立ち上がり、文殊の腕から旗を受け取った。

一度だけ撫でる。泥が畳に落ちた。音はしない。


「ごくろう。下がってよい」


「なにが、ごくろうだよ」


文殊は鼻を鳴らして出ていく。


城門の陰で、善住坊がにやついた顔を半分だけ出した。


「借りは三倍が相場だよな?」


「借りてんのはおめえだろ。

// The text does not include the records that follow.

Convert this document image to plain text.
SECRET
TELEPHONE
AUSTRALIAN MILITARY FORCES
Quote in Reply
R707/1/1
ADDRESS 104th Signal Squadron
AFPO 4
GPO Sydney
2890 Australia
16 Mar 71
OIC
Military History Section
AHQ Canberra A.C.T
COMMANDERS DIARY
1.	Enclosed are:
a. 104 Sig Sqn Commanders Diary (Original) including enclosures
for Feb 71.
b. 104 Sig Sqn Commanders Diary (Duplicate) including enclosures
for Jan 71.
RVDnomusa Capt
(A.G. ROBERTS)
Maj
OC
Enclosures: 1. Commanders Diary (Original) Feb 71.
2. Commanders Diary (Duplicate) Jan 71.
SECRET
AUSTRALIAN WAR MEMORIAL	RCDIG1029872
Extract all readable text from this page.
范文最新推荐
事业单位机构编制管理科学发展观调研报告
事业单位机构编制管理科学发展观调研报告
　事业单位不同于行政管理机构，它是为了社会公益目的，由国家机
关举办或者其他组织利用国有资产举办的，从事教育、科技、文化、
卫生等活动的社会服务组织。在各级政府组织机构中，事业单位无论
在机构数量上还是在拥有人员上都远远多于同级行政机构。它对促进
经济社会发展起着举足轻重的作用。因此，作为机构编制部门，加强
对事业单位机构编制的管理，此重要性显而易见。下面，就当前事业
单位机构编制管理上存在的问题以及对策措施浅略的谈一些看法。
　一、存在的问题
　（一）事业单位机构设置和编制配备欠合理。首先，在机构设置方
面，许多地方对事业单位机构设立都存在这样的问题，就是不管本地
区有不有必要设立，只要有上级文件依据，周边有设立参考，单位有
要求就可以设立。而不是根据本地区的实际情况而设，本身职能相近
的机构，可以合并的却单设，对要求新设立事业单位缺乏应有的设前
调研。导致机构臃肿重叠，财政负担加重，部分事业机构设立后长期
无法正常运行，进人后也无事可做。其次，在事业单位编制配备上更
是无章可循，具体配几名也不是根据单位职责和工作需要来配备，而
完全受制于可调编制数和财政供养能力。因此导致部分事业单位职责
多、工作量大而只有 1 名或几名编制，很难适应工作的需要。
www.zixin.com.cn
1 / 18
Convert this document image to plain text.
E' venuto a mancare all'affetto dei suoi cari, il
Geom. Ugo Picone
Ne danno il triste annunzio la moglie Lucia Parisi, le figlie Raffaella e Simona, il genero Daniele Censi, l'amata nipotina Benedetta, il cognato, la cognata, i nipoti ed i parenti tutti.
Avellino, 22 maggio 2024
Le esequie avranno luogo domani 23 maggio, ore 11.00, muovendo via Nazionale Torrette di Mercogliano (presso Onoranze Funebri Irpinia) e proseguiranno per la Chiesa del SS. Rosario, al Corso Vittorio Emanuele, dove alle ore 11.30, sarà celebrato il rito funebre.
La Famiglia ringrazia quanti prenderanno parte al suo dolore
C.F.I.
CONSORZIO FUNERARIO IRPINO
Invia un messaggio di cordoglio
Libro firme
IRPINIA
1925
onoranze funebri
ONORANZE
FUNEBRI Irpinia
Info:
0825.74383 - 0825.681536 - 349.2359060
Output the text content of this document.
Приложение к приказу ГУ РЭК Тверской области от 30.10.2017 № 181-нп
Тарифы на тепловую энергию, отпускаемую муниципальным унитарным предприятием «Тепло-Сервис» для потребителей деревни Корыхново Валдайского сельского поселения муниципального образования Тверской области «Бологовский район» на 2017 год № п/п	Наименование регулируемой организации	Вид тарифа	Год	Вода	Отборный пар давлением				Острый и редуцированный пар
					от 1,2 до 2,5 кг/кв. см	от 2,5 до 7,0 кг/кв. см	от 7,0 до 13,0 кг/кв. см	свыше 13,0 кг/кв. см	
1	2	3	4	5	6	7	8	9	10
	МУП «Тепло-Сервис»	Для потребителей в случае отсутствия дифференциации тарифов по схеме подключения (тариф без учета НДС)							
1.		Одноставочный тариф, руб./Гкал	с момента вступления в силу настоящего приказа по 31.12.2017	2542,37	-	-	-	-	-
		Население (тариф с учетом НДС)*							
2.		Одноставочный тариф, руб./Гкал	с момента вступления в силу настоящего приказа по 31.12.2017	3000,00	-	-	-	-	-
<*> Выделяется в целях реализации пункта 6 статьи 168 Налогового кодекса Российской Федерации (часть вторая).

逃げ遅れただけだ」


文殊は小声で返し、歩き去る。


戦場の断片が頭に残っていた。


継ぎ目があれば楔が打てる。刃も通るし、足も出る。

――だが、溜息も出る。


「次は天魔との謁見か」


城門を出て、文殊は振り返る。

岐阜城の天守が見えた。そこにいるのは、第六天魔王だ。


裏座敷で旗を見つめる恒興に、二つの影が忍び寄り、書付を渡す。


恒興は目で追った。


「一揆衆――百四十余討取」


(強さは疑いない。だが、扱いを誤れば――喰われる)


襖の向こうで、信長が愉快そうに笑った。

そして、パアン、と襖が開く。


「どうだ、恒興。池田文殊。やはり使える」


信長は盃を傾ける。


「次は謁見じゃ」


力だけが正義として育った少女の荒療治は、この岐阜城から始まる。